2. Maria, Tochter Israels

  • Wenn die Kirche von Maria als 'Tochter Israels' spricht, dann meint das keinen Zufall, dass sie eben durch Abstammung zu diesem Volk gehört. Die Kirche drückt damit vielmehr etwas für uns Christen Wesentliches aus: Gott selbst hat sich durch die Wirren der Geschichte ein Volk erwählt, das durch Höhen und Tiefen gegangen ist. Die Bibel erinnert daran: sowohl im Lob der Heiligen Israels, wie in der scharfen Kritik der Propheten an Ungerechtigkeit und Gottesvergessenheit.

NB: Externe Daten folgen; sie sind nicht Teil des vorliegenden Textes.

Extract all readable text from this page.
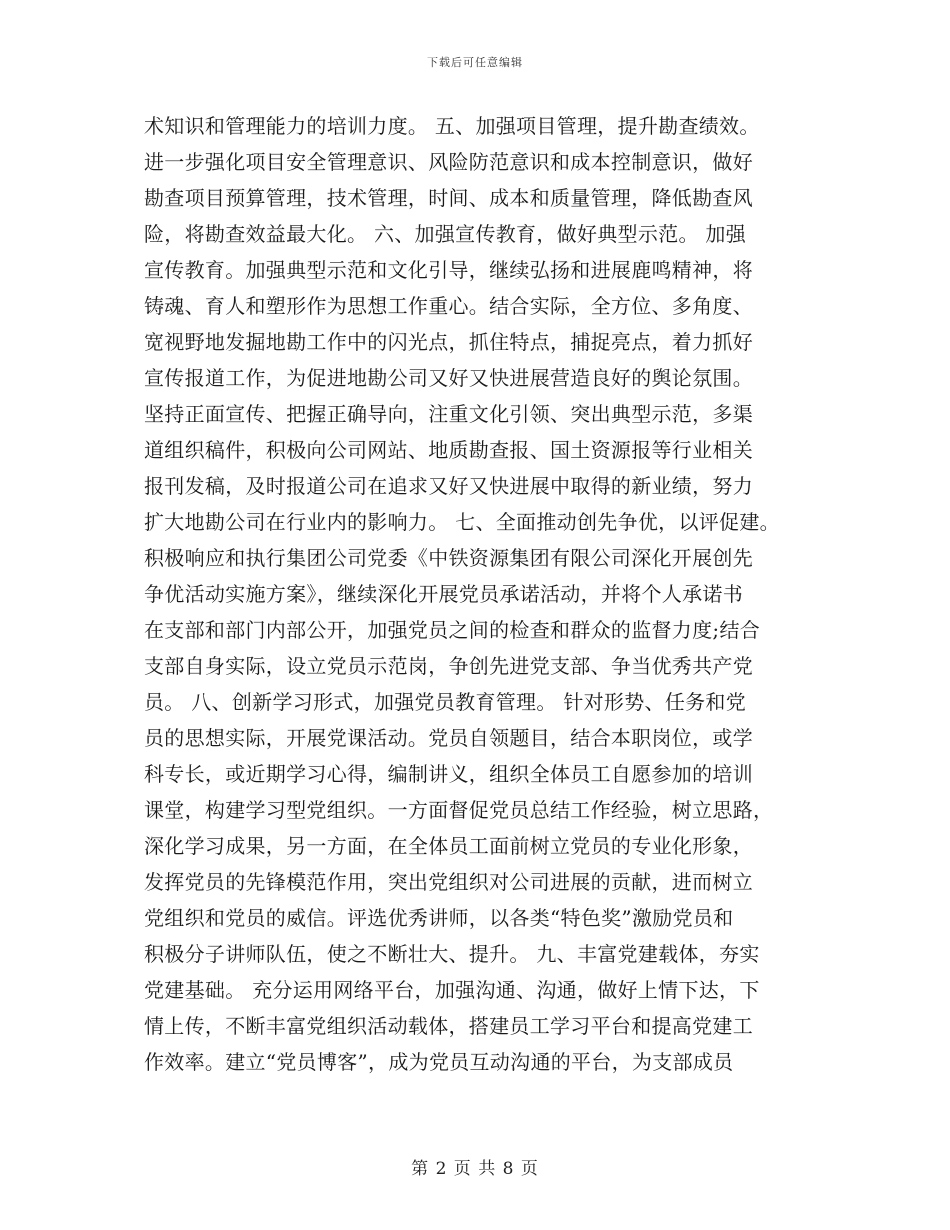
下载后可任意编辑
术知识和管理能力的培训力度。 五、加强项目管理，提升勘查绩效。
进一步强化项目安全管理意识、风险防范意识和成本控制意识，做好
勘查项目预算管理，技术管理，时间、成本和质量管理，降低勘查风
险，将勘查效益最大化。 六、加强宣传教育，做好典型示范。 加强
宣传教育。加强典型示范和文化引导，继续弘扬和进展鹿鸣精神，将
铸魂、育人和塑形作为思想工作重心。结合实际，全方位、多角度、
宽视野地发掘地勘工作中的闪光点，抓住特点，捕捉亮点，着力抓好
宣传报道工作，为促进地勘公司又好又快进展营造良好的舆论氛围。
坚持正面宣传、把握正确导向，注重文化引领、突出典型示范，多渠
道组织稿件，积极向公司网站、地质勘查报、国土资源报等行业相关
报刊发稿，及时报道公司在追求又好又快进展中取得的新业绩，努力
扩大地勘公司在行业内的影响力。 七、全面推动创先争优，以评促建。
积极响应和执行集团公司党委《中铁资源集团有限公司深化开展创先
争优活动实施方案》，继续深化开展党员承诺活动，并将个人承诺书
在支部和部门内部公开，加强党员之间的检查和群众的监督力度;结合
支部自身实际，设立党员示范岗，争创先进党支部、争当优秀共产党
员。 八、创新学习形式，加强党员教育管理。 针对形势、任务和党
员的思想实际，开展党课活动。党员自领题目，结合本职岗位，或学
科专长，或近期学习心得，编制讲义，组织全体员工自愿参加的培训
课堂，构建学习型党组织。一方面督促党员总结工作经验，树立思路，
深化学习成果，另一方面，在全体员工面前树立党员的专业化形象，
发挥党员的先锋模范作用，突出党组织对公司进展的贡献，进而树立
党组织和党员的威信。评选优秀讲师，以各类“特色奖”激励党员和
积极分子讲师队伍，使之不断壮大、提升。 九、丰富党建载体，夯实
党建基础。 充分运用网络平台，加强沟通、沟通，做好上情下达，下
情上传，不断丰富党组织活动载体，搭建员工学习平台和提高党建工
作效率。建立“党员博客”，成为党员互动沟通的平台，为支部成员
第 2 页 共 8 页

  • Israel ist das Volk, das Gottes Wort empfangen hat und diesen Gott verehrt. Wenn Maria 'Tochter Israels' genannt wird, dann ist diese Vertrautheit mit Gott (Ignatius spricht von "familiaritas cum Deo") gemeint. Den Menschen dafür ein Ort zu sein, hat Gott das Volk Israel berufen. In der Szene der Begegnung Marias mit Gabriel, dem Himmelsboten, drückt Lukas den Zusammenhang des Verhaltens Marias mit dem Glauben des Volkes Israel dadurch aus, dass fast jede Formulierung und auch die Struktur der Szene auf das Alte Testament verweisen.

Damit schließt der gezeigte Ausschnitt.